A SPECIFIC CELL-SURFACE GLYCOCONJUGATE CONTROLLING CELL MOTILITY - EVIDENCE BY FUNCTIONAL MONOCLONAL-ANTIBODIES THAT INHIBIT CELL MOTILITY AND TUMOR-CELL METASTASIS

The biochemical basis of cell motility has been viewed as a complex process involving cell surface membrane proteins, integrin receptors, growth factors and their receptors, and cytoskeletal components [Rosen & Goldberg (1989) In Vitro 25, 1079]. The possible involvement of glycoconjugates at the cell surface in controlling cell motility has not been systematically investigated.

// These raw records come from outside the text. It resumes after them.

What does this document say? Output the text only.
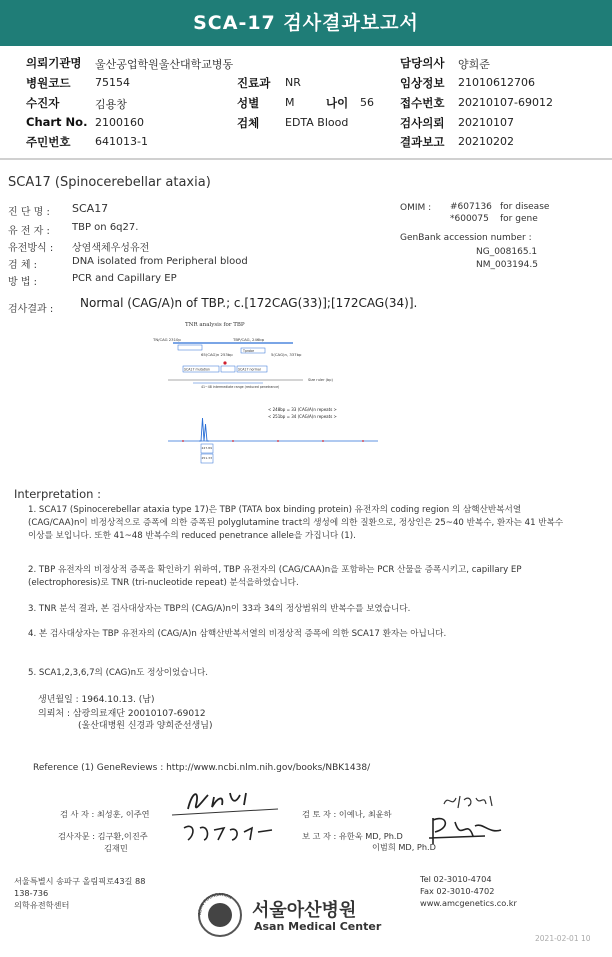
SCA-17 검사결과보고서
의뢰기관명 울산공업학원울산대학교병동
병원코드 75154
수진자	김용창
Chart No. 2100160
주민번호 641013-1
진료과 NR
성별 M	나이 56
검체 EDTA Blood
담당의사 양희준
임상정보 21010612706
접수번호 20210107-69012
검사의뢰 20210107
결과보고 20210202
SCA17 (Spinocerebellar ataxia)
진 단 명 : SCA17
유 전 자 : TBP on 6q27.
유전방식 : 상염색체우성유전
검 체 :	DNA isolated from Peripheral blood
방 법 :	PCR and Capillary EP
OMIM : #607136 for disease
*600075 for gene
GenBank accession number :
NG_008165.1
NM_003194.5
검사결과 : Normal (CAG/A)n of TBP.; c.[172CAG(33)];[172CAG(34)].
TNR analysis for TBP
TN/CAG 2310p	TBP/CAG, 246bp
Tprobe
65(CAG)n 253bp	5(CAG)n, 337bp
SCA17 mutation	SCA17 normal
Size ruler (bp)
41~48 intermediate range (reduced penetrance)
< 248bp = 33 (CAG/A)n repeats >
< 251bp = 34 (CAG/A)n repeats >
247.89
251.33
Interpretation :
1. SCA17 (Spinocerebellar ataxia type 17)은 TBP (TATA box binding protein) 유전자의 coding region 의 삼핵산반복서열 (CAG/CAA)n이 비정상적으로 증폭에 의한 증폭된 polyglutamine tract의 생성에 의한 질환으로, 정상인은 25~40 반복수, 환자는 41 반복수 이상를 보입니다. 또한 41~48 반복수의 reduced penetrance allele을 가집니다 (1).
2. TBP 유전자의 비정상적 증폭을 확인하기 위하여, TBP 유전자의 (CAG/CAA)n을 포함하는 PCR 산물을 증폭시키고, capillary EP (electrophoresis)로 TNR (tri-nucleotide repeat) 분석을하였습니다.
3. TNR 분석 결과, 본 검사대상자는 TBP의 (CAG/A)n이 33과 34의 정상범위의 반복수를 보였습니다.
4. 본 검사대상자는 TBP 유전자의 (CAG/A)n 삼핵산반복서열의 비정상적 증폭에 의한 SCA17 환자는 아닙니다.
5. SCA1,2,3,6,7의 (CAG)n도 정상이었습니다.
생년월일 : 1964.10.13. (남)
의뢰처 : 삼광의료재단 20010107-69012
(울산대병원 신경과 양희준선생님)
Reference (1) GeneReviews : http://www.ncbi.nlm.nih.gov/books/NBK1438/
검 사 자 : 최성훈, 이주연
검사자문 : 김구환,이진주
김재민
검 토 자 : 이예나, 최윤하
보 고 자 : 유한욱 MD, Ph.D
이범희 MD, Ph.D
서울특별시 송파구 올림픽로43길 88
138-736
의학유전학센터
ASAN FOUNDATION
서울아산병원
Asan Medical Center
Tel 02-3010-4704
Fax 02-3010-4702
www.amcgenetics.co.kr
2021-02-01 10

We addressed this question using functional monoclonal antibodies (MAbs), which inhibit cell motility and the metastatic potential of tumor cells, as probes. Two such MAbs, derived from two independent processes of immunization and selection, were found to directed to a common specific carbohydrate structure, Fuc-alpha-1 --> 2Gal-beta-1 --> R. MAb MIA-15-5 was established after immunization of mice with small cell lung carcinoma line PC7 and selected on the basis of inhibition of U937 and HEL cell migration. MAb MIA-22-20 was established after immunization with lung adenocarcinoma line MAC-10 and selected on the basis of inhibition of MAC-10 cell migration. These two MAbs were both IgM and were consistently reactive with the Fuc-alpha-1 --> 2Gal-beta-1 --> R structure, regardless of the identity of the R group. Various other anti-H MAbs, specific to carrier isotype, did not affect cell motility. MAb MIA-15-5 reacted with 30-40% of high-metastatic variant BL6 of mouse melanoma B16 line but with only < 5% of low-metastatic variant F1. Metastatic deposition to lung after injection of BL6 cells was inhibited if MAb MIA-15-5 was injected within 3 h but was not inhibited by injection of other anti-H antibodies under the same conditions. These results suggest that a specific surface carbohydrate structure may influence cell motility, since a MAb directed to this structure inhibits cell motility but does not affect cell proliferation. The MAb may mask the crucial structure or eliminate the subpopulation of tumor cells, thus reducing the metastatic potential.